Imagine who we would be. Maybe we would practice some kind of pantheism, worshipping nature. Some might ask “what’s wrong with that?” Maybe we’d all be agnostics. Maybe we’d be chanting “Allah Akbar,” although I’m not sure there’d be an Islam if there hadn’t been Christianity. The God shared by the three great Semitic faiths may have remained the God of the Jews.

Fortunately, Jesus was a man of courage who rejected the conventional for a radical path. He confronted the authorities of his time in the name of the poor and oppressed, in the name of God’s true way of selfless mercy and compassion, and he was killed for his efforts. In his death we found inspiration for a way of life.

Imagine this: The Buddha decided not to forego the life of luxury he knew as a member of his culture’s aristocratic elite, decided not to make a radical change, decided he would instead try to influence the “system” from within. In his father’s kingdom, maybe for a generation or two, people would have said, “Oh that Prince Siddhartha, wasn’t he a kind man? So much more understanding and selfless than most of the wealthy.” It’s true; he might have helped make things marginally better for awhile, but he would not have left behind the path to meaning we know today as Buddhism.

For all their differences—one a poor boy, the other a prince—Jesus and the Buddha shared this in common: they both felt the breath of the great beyond, the eternal more, God’s breath if you will, blowing on their necks. And they didn’t run from it. They didn’t try to convince themselves God was just trying to cool them off when in fact God was trying to fire them up. They accepted the challenge, radical as it was, and each in his own way set out to make God’s will known in the world.

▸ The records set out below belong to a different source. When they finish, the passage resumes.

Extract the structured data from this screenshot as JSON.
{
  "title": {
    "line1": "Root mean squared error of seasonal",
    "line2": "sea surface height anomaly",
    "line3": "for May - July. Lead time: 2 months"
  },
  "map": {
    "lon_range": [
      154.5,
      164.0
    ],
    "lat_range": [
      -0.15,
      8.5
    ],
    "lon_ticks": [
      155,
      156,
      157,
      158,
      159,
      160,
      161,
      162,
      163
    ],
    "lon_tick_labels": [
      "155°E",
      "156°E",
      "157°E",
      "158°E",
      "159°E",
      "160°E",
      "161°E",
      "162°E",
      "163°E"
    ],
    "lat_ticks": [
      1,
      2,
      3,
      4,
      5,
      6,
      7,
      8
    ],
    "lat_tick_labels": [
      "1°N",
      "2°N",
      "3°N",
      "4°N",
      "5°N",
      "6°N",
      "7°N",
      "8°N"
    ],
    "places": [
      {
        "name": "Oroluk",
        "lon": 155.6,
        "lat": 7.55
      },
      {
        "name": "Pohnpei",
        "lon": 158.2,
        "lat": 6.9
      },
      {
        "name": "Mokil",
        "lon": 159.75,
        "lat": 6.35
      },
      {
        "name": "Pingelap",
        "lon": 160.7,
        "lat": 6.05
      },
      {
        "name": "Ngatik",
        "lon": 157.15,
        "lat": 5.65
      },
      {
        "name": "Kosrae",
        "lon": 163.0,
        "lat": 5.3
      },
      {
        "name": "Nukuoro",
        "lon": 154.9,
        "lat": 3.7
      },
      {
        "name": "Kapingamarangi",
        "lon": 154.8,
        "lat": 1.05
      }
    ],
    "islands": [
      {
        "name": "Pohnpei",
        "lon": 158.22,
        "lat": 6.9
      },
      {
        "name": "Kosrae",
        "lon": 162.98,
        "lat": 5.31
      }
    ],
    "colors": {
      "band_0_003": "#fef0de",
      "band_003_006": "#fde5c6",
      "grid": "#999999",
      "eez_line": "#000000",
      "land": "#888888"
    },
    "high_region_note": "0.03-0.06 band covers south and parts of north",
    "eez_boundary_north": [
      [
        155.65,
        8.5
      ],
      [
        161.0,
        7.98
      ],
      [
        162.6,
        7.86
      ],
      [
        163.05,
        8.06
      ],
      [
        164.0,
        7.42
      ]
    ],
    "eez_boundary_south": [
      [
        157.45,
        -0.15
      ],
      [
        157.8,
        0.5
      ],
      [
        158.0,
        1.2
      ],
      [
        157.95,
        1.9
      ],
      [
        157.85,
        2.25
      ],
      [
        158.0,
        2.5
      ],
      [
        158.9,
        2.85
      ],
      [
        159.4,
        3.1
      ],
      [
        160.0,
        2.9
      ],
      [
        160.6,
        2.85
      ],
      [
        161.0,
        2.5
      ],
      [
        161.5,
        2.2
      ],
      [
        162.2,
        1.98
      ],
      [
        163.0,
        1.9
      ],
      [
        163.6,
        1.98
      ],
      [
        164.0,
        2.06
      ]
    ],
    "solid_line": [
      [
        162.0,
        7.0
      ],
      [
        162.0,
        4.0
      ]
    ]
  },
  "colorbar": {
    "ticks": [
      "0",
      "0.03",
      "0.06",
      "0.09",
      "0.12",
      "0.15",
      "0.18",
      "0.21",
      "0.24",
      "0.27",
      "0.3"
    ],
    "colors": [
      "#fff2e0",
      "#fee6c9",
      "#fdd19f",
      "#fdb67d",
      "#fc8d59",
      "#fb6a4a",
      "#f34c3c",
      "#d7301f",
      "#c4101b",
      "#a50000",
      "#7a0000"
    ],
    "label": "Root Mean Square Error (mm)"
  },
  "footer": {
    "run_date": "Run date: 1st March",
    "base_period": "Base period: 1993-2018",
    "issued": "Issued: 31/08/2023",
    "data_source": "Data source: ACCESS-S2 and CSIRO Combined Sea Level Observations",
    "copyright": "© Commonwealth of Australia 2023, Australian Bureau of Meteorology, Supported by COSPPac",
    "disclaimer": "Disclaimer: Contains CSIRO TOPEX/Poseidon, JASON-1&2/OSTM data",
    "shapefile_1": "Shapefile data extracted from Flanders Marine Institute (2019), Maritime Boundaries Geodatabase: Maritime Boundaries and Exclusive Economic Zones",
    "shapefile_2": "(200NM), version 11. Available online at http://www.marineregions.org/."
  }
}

Radical. For some it’s a frightening word, but it works well to describe either Jesus or the Buddha. Both call us to radical change. Many times people ask or even debate whether the goal of peace is best reached by promoting a peace within each of us or a peace among all of us. Do we project a world of peace, love and compassion by first building such a world within our own hearts, or do we follow the existential path of publicly demanding peace and compassion and then find peace for ourselves in knowing we’ve done what God asks? How people answer often influences which of the two prophets is most appealing. My answer is that the paths are parallel, if not the same path. Choosing between the two is a false choice. We build the worlds of peace within us and peace around us together. Jesus, who in his ministry confronted the power structure in the name of peace and fairness, also taught a simple love between neighbors and the solitude of prayer, a form of meditation. The Buddha, who we think of as encouraging meditation as a path to enlightenment, broke radically from his class and culture after he was exposed to the terrible suffering of the masses. Despite their differences in style, both prophets call for radical departure in the quest to become one with God.

Each of us must decide for ourselves how to begin the journey to peace. What is required is that we journey with radical intentions. And along the way we must nurture both the peace within and the peace among us or our journey will be fruitless.

I was inspired to write about radical intentions by two articles I read this week, the first from the Christian Peacemaker Teams in Palestine who sent an open letter to President Obama which reads in part: “On Tuesday June 15th, you said of the protests in Iran, ‘When I see peaceful dissent being suppressed, whenever that takes place, it is of concern to me and it is of concern to the American people.’ For the last 13 years, Christian Peacemaker Teams have witnessed the brutal suppression of peaceful dissent here in Palestine. … Every day, Palestinians hold nonviolent demonstrations and defy curfews and closed military zones. They rebuild demolished homes and work their land despite the threat of arrest and attack. Though their struggle is largely ignored by the media, we find inspiration in the way Palestinians are working for justice and peace. …”

The second article was a column by Paul Krugman in the New York Times warning that the eager-to-compromise approach of the Obama team on health care reform would likely lead to a measure so watered down as to be useless. Now is the time to do the job once and for all, Krugman argues, and that means showing the courage to act with radical will.

What is the purpose of faith? Why do we seek enlightenment? Is it so we can rest easy in our own cocoons? Study the lives and teachings of Jesus called the Christ and Siddhartha Gautama called the Buddha, and you will see that the purpose is radical change and nothing less than a restoration of a world stripped of its glory by humankind.

1 comment:

Holly said...

Radical intention,now that works for me. And i surely believe Krugman has it right. This spoke to pantheistic me -- thanks, Gary.